“If you want to make God laugh, tell him about your plans.” – Woody Allen
Life’s weird. To some degree, you have to have a plan, but, aside from numerical ageing, very few aspects of life are linear enough to rely on as truly determinable.
I decided I wanted to work in public relations when I was 16 years old. I remember going to meet a teacher masquerading as a ‘careers expert’ who had no idea what I was talking about. She did seem struck, however, by the fact that I had such definitive focus.
The truth is, I knew I wanted to move to London as soon as my parents took me down on the train from up north for my eleventh birthday. I was a shy child, but I always knew my own mind. I guess it surprised people that someone so often afraid to talk wasn’t afraid to state what he wanted or speak out for what he believed in. This contradiction still confuses me today.
Last week, I did some freelance work for the very first PR professional I ever met in London. About twenty years ago, I came down from Leeds – where I was at university – for an interview for a my placement year. It turned out that the firm I was interviewing for didn’t take placement students, but I was offered a job anyway (albeit it temporarily).
“I think you’re wasting your time at uni,” I was told, “you’ve got loads of experience already. Just join us now,” he suggested.

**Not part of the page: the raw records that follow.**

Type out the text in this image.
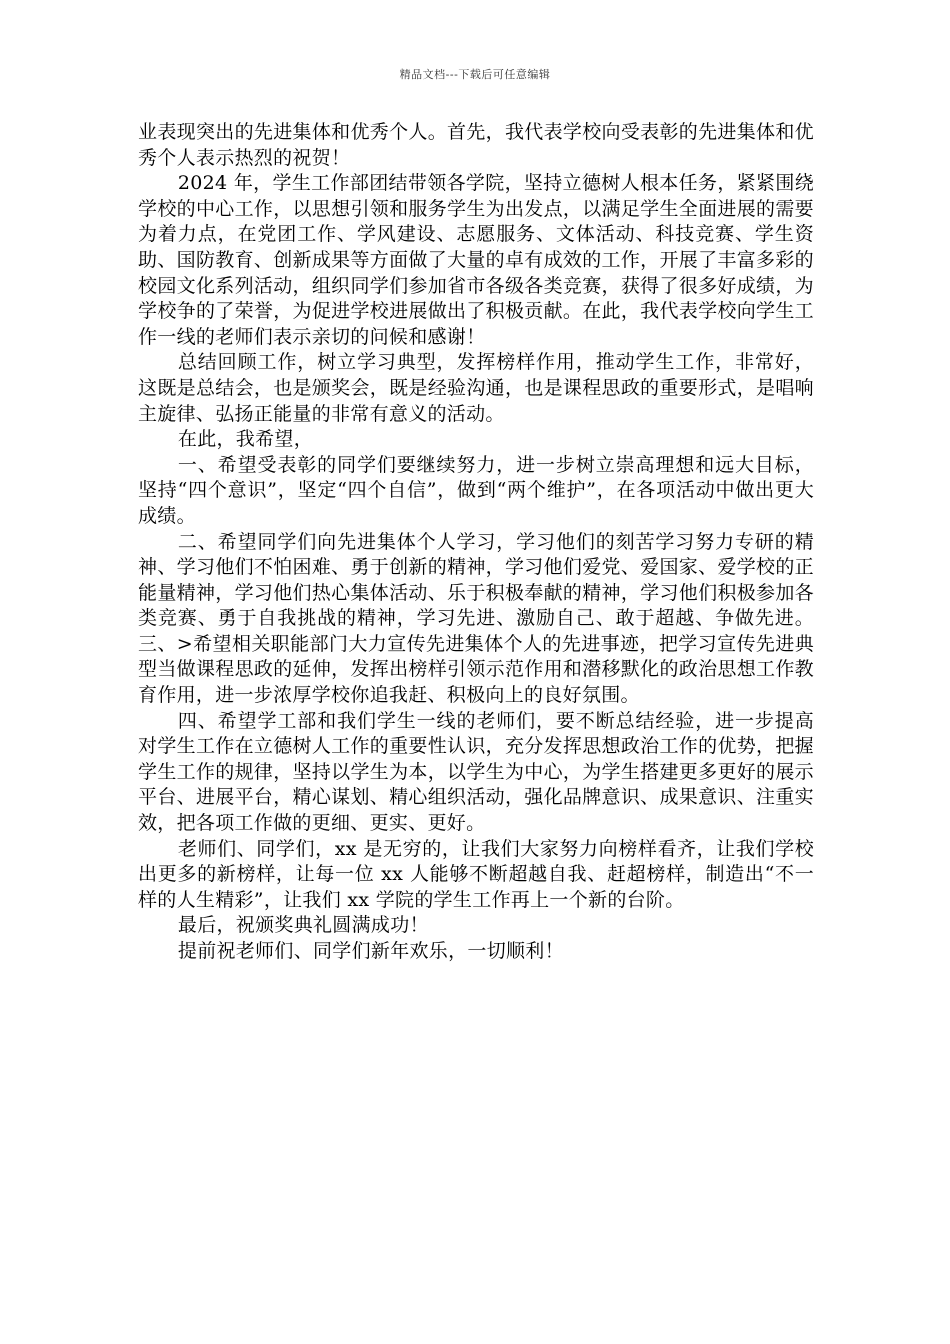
精品文档---下载后可任意编辑

业表现突出的先进集体和优秀个人。首先，我代表学校向受表彰的先进集体和优秀个人表示热烈的祝贺！

2024 年，学生工作部团结带领各学院，坚持立德树人根本任务，紧紧围绕学校的中心工作，以思想引领和服务学生为出发点，以满足学生全面进展的需要为着力点，在党团工作、学风建设、志愿服务、文体活动、科技竞赛、学生资助、国防教育、创新成果等方面做了大量的卓有成效的工作，开展了丰富多彩的校园文化系列活动，组织同学们参加省市各级各类竞赛，获得了很多好成绩，为学校争的了荣誉，为促进学校进展做出了积极贡献。在此，我代表学校向学生工作一线的老师们表示亲切的问候和感谢！

总结回顾工作，树立学习典型，发挥榜样作用，推动学生工作，非常好，这既是总结会，也是颁奖会，既是经验沟通，也是课程思政的重要形式，是唱响主旋律、弘扬正能量的非常有意义的活动。

在此，我希望，

一、希望受表彰的同学们要继续努力，进一步树立崇高理想和远大目标，坚持“四个意识”，坚定“四个自信”，做到“两个维护”，在各项活动中做出更大成绩。

二、希望同学们向先进集体个人学习，学习他们的刻苦学习努力专研的精神、学习他们不怕困难、勇于创新的精神，学习他们爱党、爱国家、爱学校的正能量精神，学习他们热心集体活动、乐于积极奉献的精神，学习他们积极参加各类竞赛、勇于自我挑战的精神，学习先进、激励自己、敢于超越、争做先进。三、>希望相关职能部门大力宣传先进集体个人的先进事迹，把学习宣传先进典型当做课程思政的延伸，发挥出榜样引领示范作用和潜移默化的政治思想工作教育作用，进一步浓厚学校你追我赶、积极向上的良好氛围。

四、希望学工部和我们学生一线的老师们，要不断总结经验，进一步提高对学生工作在立德树人工作的重要性认识，充分发挥思想政治工作的优势，把握学生工作的规律，坚持以学生为本，以学生为中心，为学生搭建更多更好的展示平台、进展平台，精心谋划、精心组织活动，强化品牌意识、成果意识、注重实效，把各项工作做的更细、更实、更好。

老师们、同学们，xx 是无穷的，让我们大家努力向榜样看齐，让我们学校出更多的新榜样，让每一位 xx 人能够不断超越自我、赶超榜样，制造出“不一样的人生精彩”，让我们 xx 学院的学生工作再上一个新的台阶。

最后，祝颁奖典礼圆满成功！

提前祝老师们、同学们新年欢乐，一切顺利！
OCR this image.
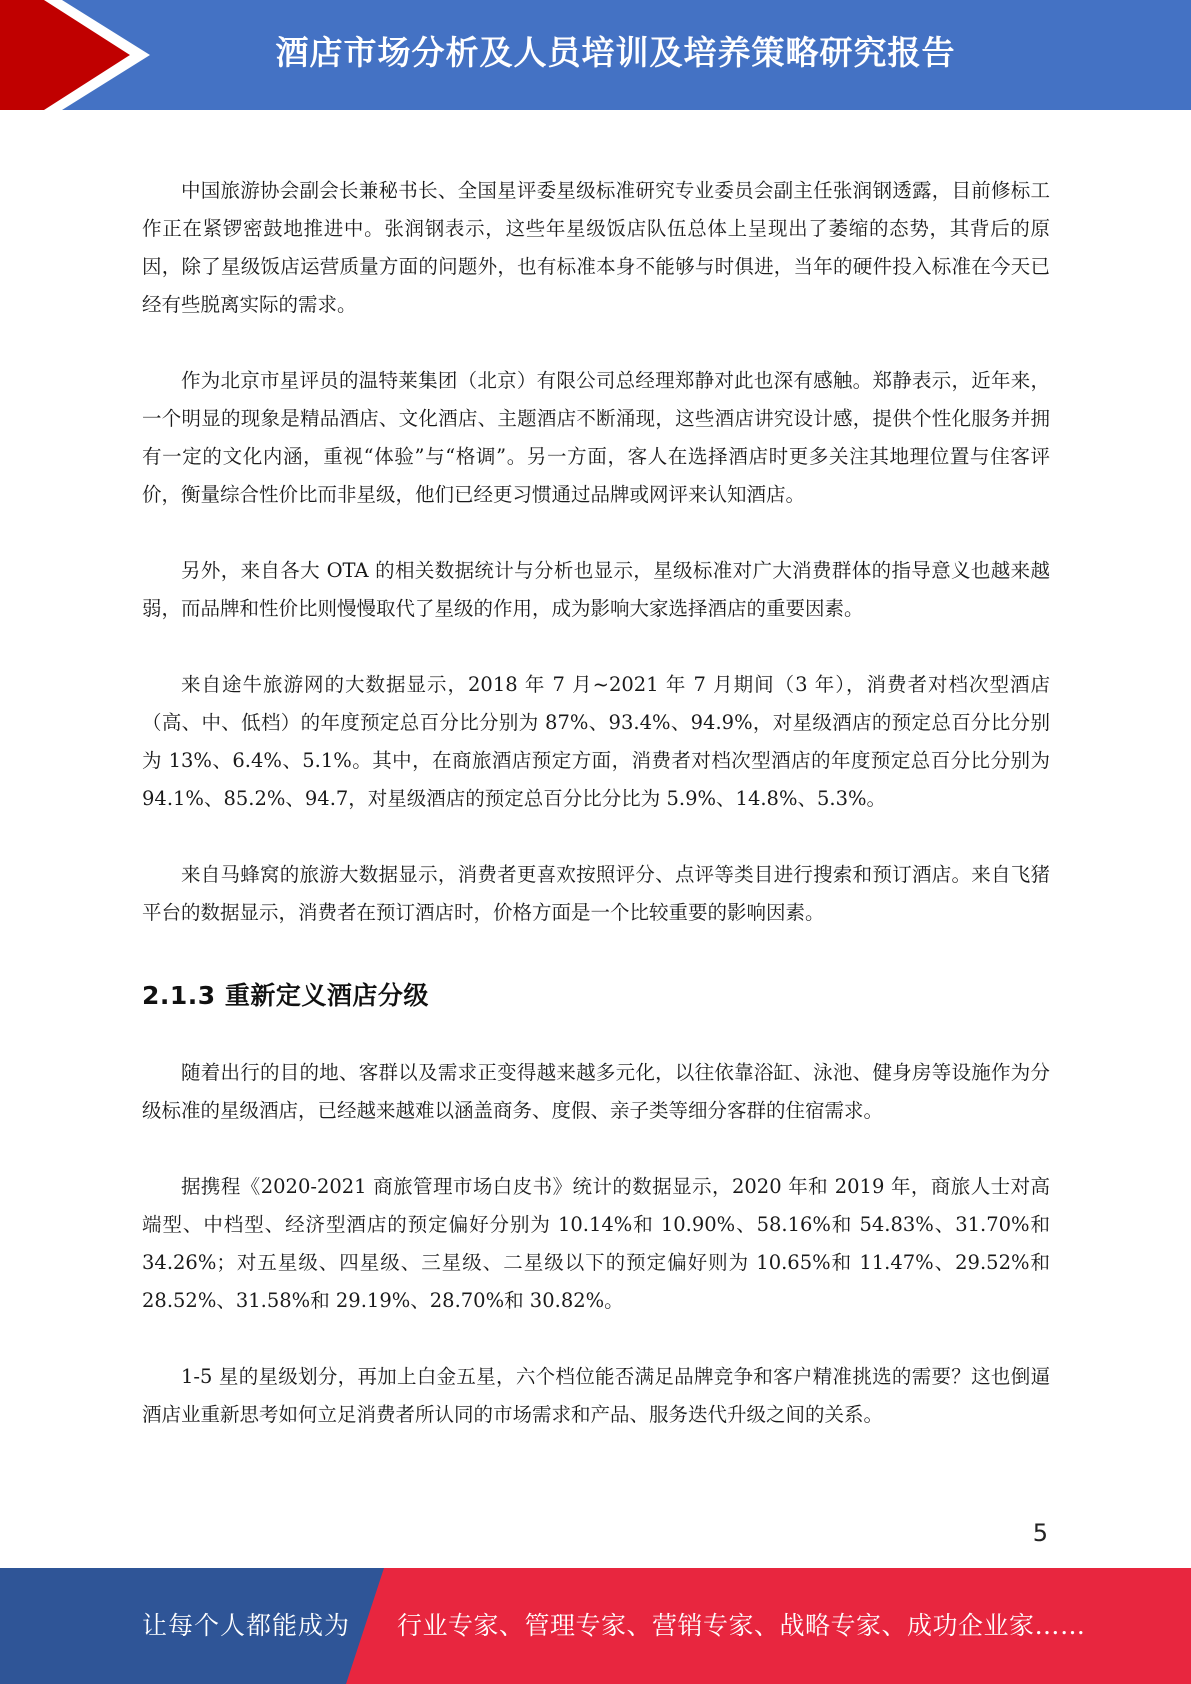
酒店市场分析及人员培训及培养策略研究报告

中国旅游协会副会长兼秘书长、全国星评委星级标准研究专业委员会副主任张润钢透露，目前修标工作正在紧锣密鼓地推进中。张润钢表示，这些年星级饭店队伍总体上呈现出了萎缩的态势，其背后的原因，除了星级饭店运营质量方面的问题外，也有标准本身不能够与时俱进，当年的硬件投入标准在今天已经有些脱离实际的需求。

作为北京市星评员的温特莱集团（北京）有限公司总经理郑静对此也深有感触。郑静表示，近年来，一个明显的现象是精品酒店、文化酒店、主题酒店不断涌现，这些酒店讲究设计感，提供个性化服务并拥有一定的文化内涵，重视“体验”与“格调”。另一方面，客人在选择酒店时更多关注其地理位置与住客评价，衡量综合性价比而非星级，他们已经更习惯通过品牌或网评来认知酒店。

另外，来自各大 OTA 的相关数据统计与分析也显示，星级标准对广大消费群体的指导意义也越来越弱，而品牌和性价比则慢慢取代了星级的作用，成为影响大家选择酒店的重要因素。

来自途牛旅游网的大数据显示，2018 年 7 月~2021 年 7 月期间（3 年），消费者对档次型酒店（高、中、低档）的年度预定总百分比分别为 87%、93.4%、94.9%，对星级酒店的预定总百分比分别为 13%、6.4%、5.1%。其中，在商旅酒店预定方面，消费者对档次型酒店的年度预定总百分比分别为 94.1%、85.2%、94.7，对星级酒店的预定总百分比分比为 5.9%、14.8%、5.3%。

来自马蜂窝的旅游大数据显示，消费者更喜欢按照评分、点评等类目进行搜索和预订酒店。来自飞猪平台的数据显示，消费者在预订酒店时，价格方面是一个比较重要的影响因素。

2.1.3 重新定义酒店分级

随着出行的目的地、客群以及需求正变得越来越多元化，以往依靠浴缸、泳池、健身房等设施作为分级标准的星级酒店，已经越来越难以涵盖商务、度假、亲子类等细分客群的住宿需求。

据携程《2020-2021 商旅管理市场白皮书》统计的数据显示，2020 年和 2019 年，商旅人士对高端型、中档型、经济型酒店的预定偏好分别为 10.14%和 10.90%、58.16%和 54.83%、31.70%和 34.26%；对五星级、四星级、三星级、二星级以下的预定偏好则为 10.65%和 11.47%、29.52%和 28.52%、31.58%和 29.19%、28.70%和 30.82%。

1-5 星的星级划分，再加上白金五星，六个档位能否满足品牌竞争和客户精准挑选的需要？这也倒逼酒店业重新思考如何立足消费者所认同的市场需求和产品、服务迭代升级之间的关系。

5
让每个人都能成为 行业专家、管理专家、营销专家、战略专家、成功企业家……
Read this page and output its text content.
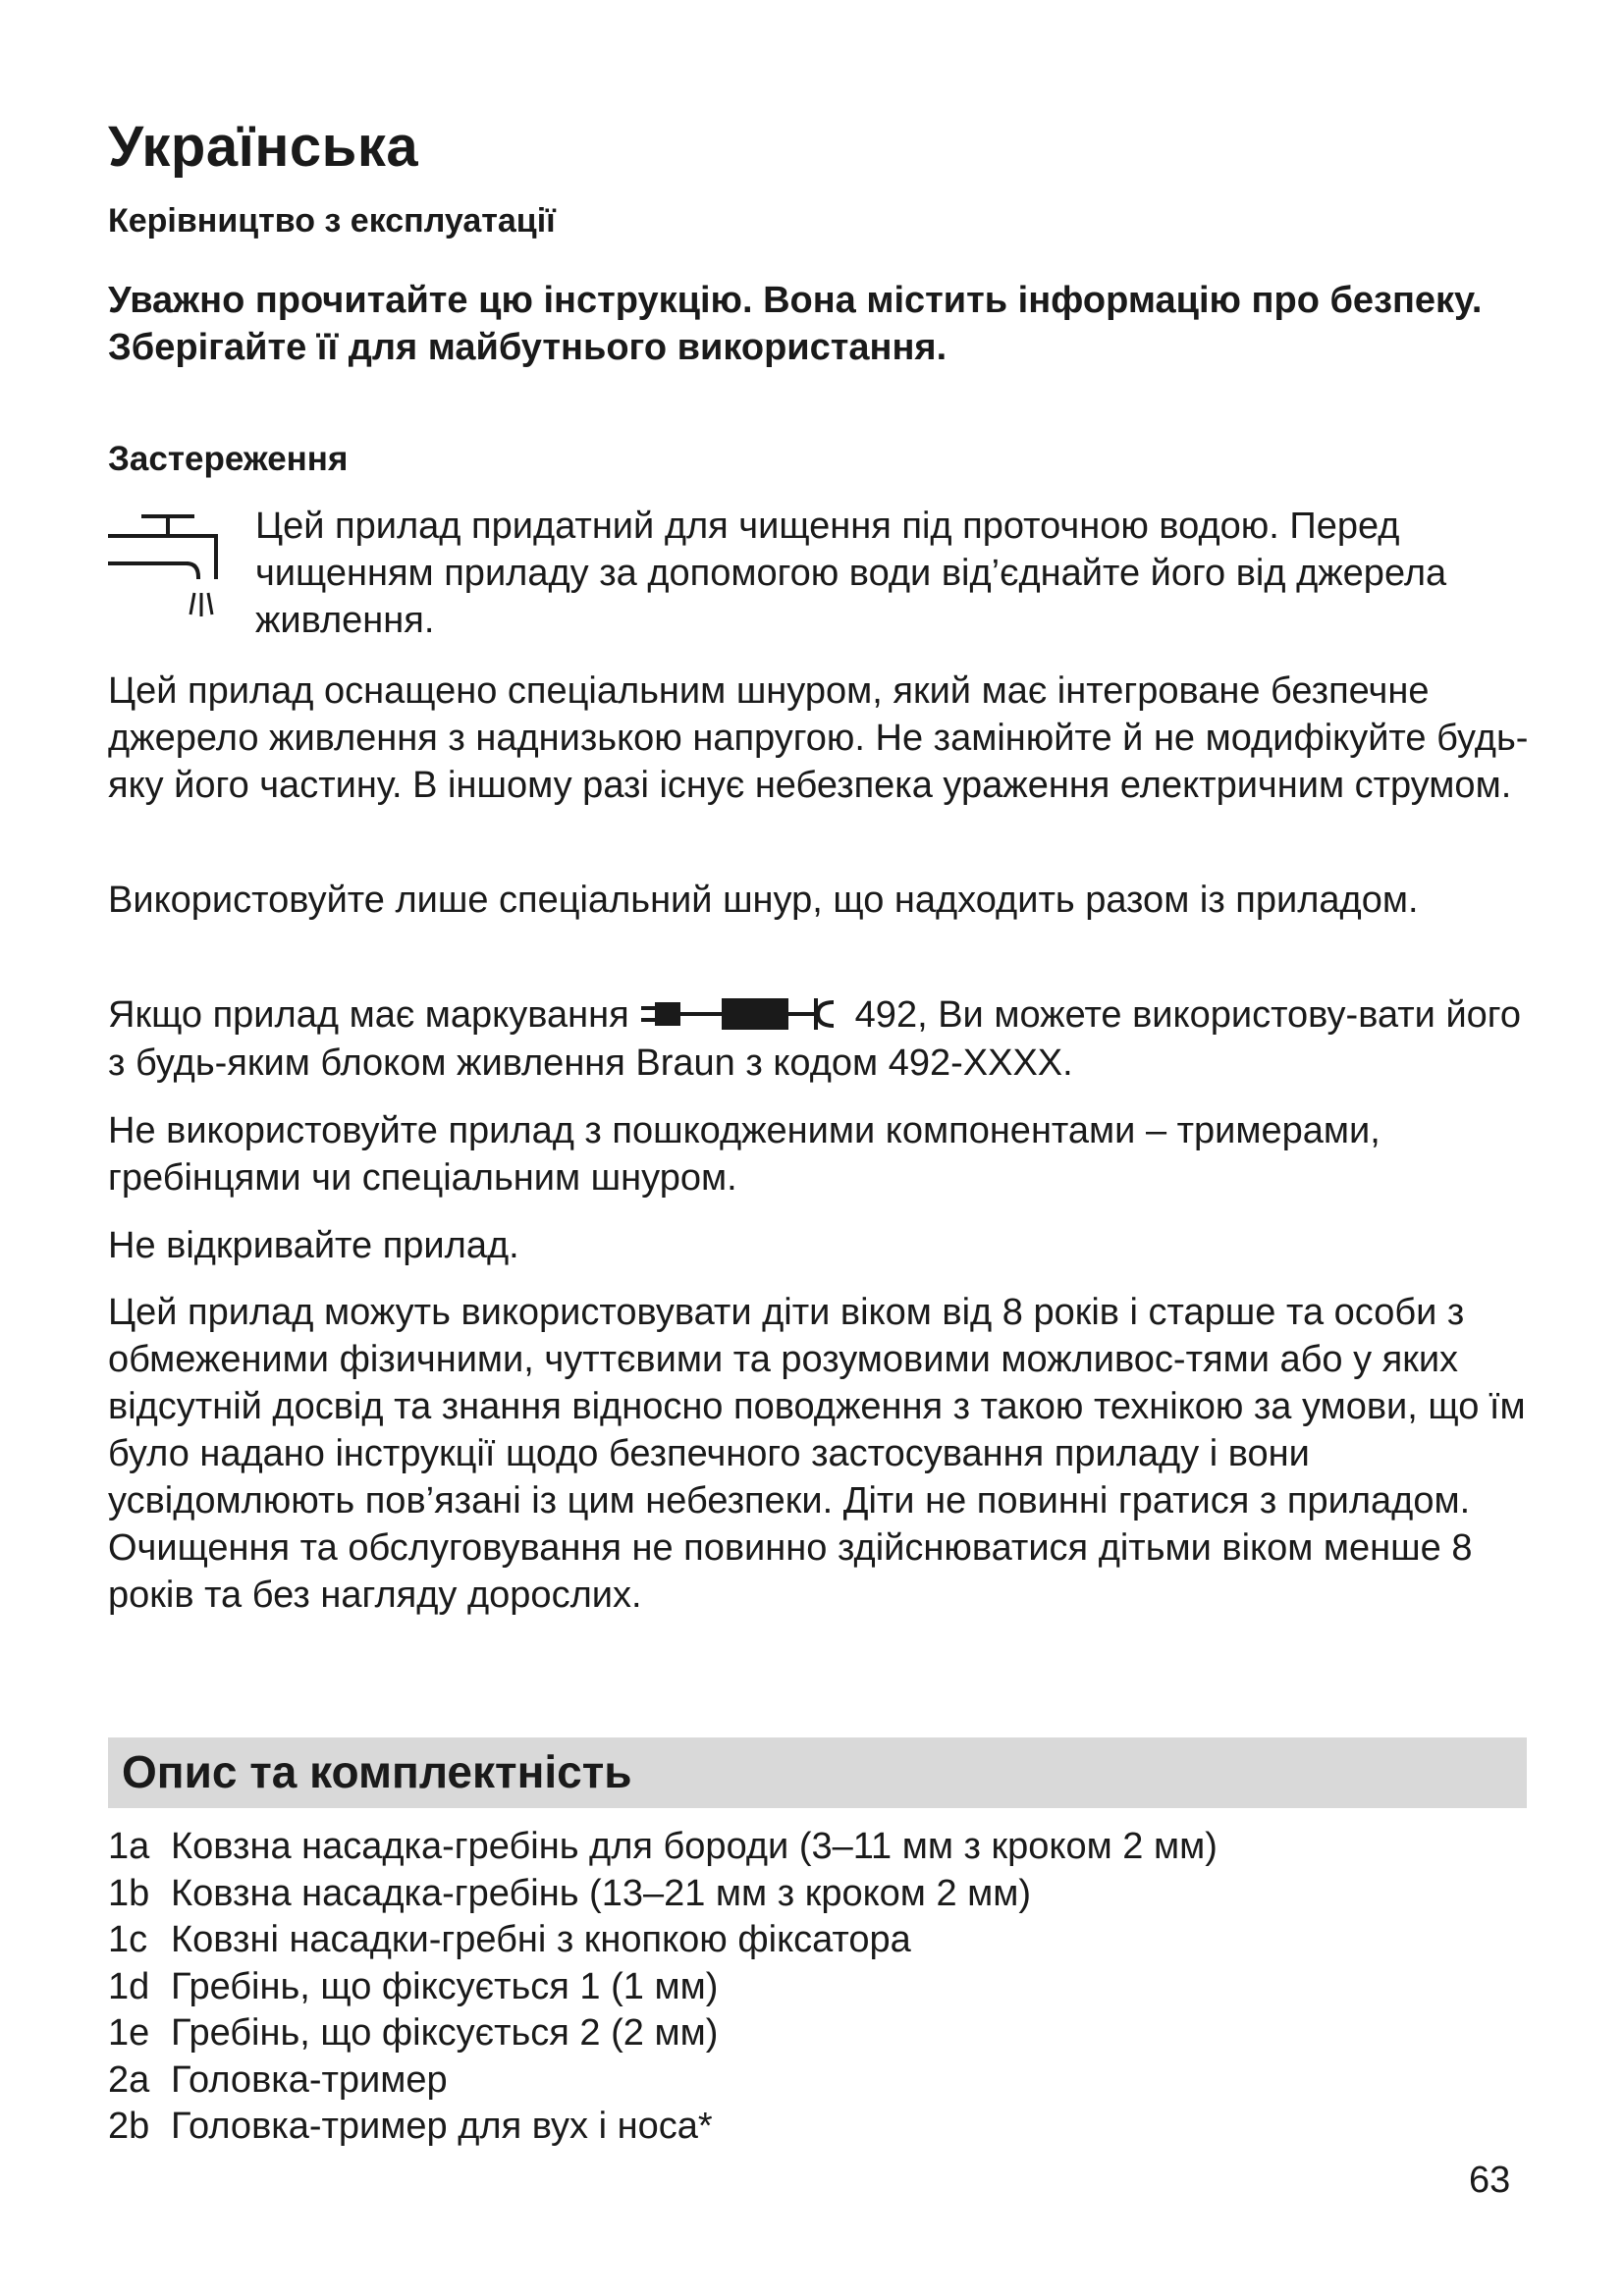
Українська
Керівництво з експлуатації
Уважно прочитайте цю інструкцію. Вона містить інформацію про безпеку. Зберігайте її для майбутнього використання.
Застереження
Цей прилад придатний для чищення під проточною водою. Перед чищенням приладу за допомогою води від’єднайте його від джерела живлення.
Цей прилад оснащено спеціальним шнуром, який має інтегроване безпечне джерело живлення з наднизькою напругою. Не замінюйте й не модифікуйте будь-яку його частину. В іншому разі існує небезпека ураження електричним струмом.
Використовуйте лише спеціальний шнур, що надходить разом із приладом.
Якщо прилад має маркування	492, Ви можете використову-вати його з будь-яким блоком живлення Braun з кодом 492-XXXX.
Не використовуйте прилад з пошкодженими компонентами – тримерами, гребінцями чи спеціальним шнуром.
Не відкривайте прилад.
Цей прилад можуть використовувати діти віком від 8 років і старше та особи з обмеженими фізичними, чуттєвими та розумовими можливос-тями або у яких відсутній досвід та знання відносно поводження з такою технікою за умови, що їм було надано інструкції щодо безпечного застосування приладу і вони усвідомлюють пов’язані із цим небезпеки. Діти не повинні гратися з приладом. Очищення та обслуговування не повинно здійснюватися дітьми віком менше 8 років та без нагляду дорослих.
Опис та комплектність
1a Ковзна насадка-гребінь для бороди (3–11 мм з кроком 2 мм)
1b Ковзна насадка-гребінь (13–21 мм з кроком 2 мм)
1c Ковзні насадки-гребні з кнопкою фіксатора
1d Гребінь, що фіксується 1 (1 мм)
1e Гребінь, що фіксується 2 (2 мм)
2a Головка-тример
2b Головка-тример для вух і носа*
63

I think his HR manager must have disagreed – perhaps even thought it an irresponsible suggestion – so the offer was retracted. Still, I joined the firm a couple of years later before I had even graduated and it really kicked off my career. I was ambitious, promotions seemed to come more quickly than I could have imagined, and before I knew it I had been headhunted to take a job as a creative director at another PR firm. I guess I thought I’d made it. Life has a habit of un-planning things, though. At 23 I was flying high – an unstoppable, hungry, enthusiastic PR manger; at 33 I was abruptly grounded – yes, I was a newly-appointed MD at one of the best PR agencies in town, but I’d also suddenly just become a single (or perhaps more specifically, sole) parent. And this is not what I planned to be when I grew up. I expected to be running the show; I never expected to feel like life was running me.
Oddly enough, though, opportunity sprang from adversity. My wife was struck and killed by a car right in front of my eyes (my son’s, too). I wrote about the experience of grieving and raising a grieving child, and my words received a lot of attention. I was asked to write for newspapers and magazines and appear on TV shows. I won awards for a blog that I set up and got a publishing deal to write my first book. Although I’d left my role as MD at the previous agency, I got offered an equally diverse and challenging role at another. I consulted on a BAFTA-winning BBC documentary about widowhood. I spoke in support of bereaved families in Parliament. I did all these things I never expected to do when I grew up.
But then how can anyone really anticipate the unthinkable?
Today, I find myself coming to the end of another project I never envisaged: I’ve spent the last few months renovating my house. I decided not to hire anyone in to do the final decorating work because I wanted to learn how to do it myself with help from my dad, so that one day I might pass on his skills to my son.
I’m not even sure that I imagined being a father myself when I grew up. But now that I am, I recognise it as the most important role and responsibility that life has given me. A role that has created such professional conflict that I just know that I have to do things differently to how I ever did them before.
At 39, I find myself asking, once again, What am I going to be when I grow up? For now, at least, I find the answer in freelance work, essentially ‘ghostwriting’ for other people. It gives me the freedom and flexibility to fulfil my role as a father to the best of my ability.
I wonder though, what might I be when he grows up? Although I find the idea of such long-term planning somewhat wasteful, it does excite me to think that anything could be possible once again. To think that I might actually still be that eleven-year-old boy with his whole life ahead of him.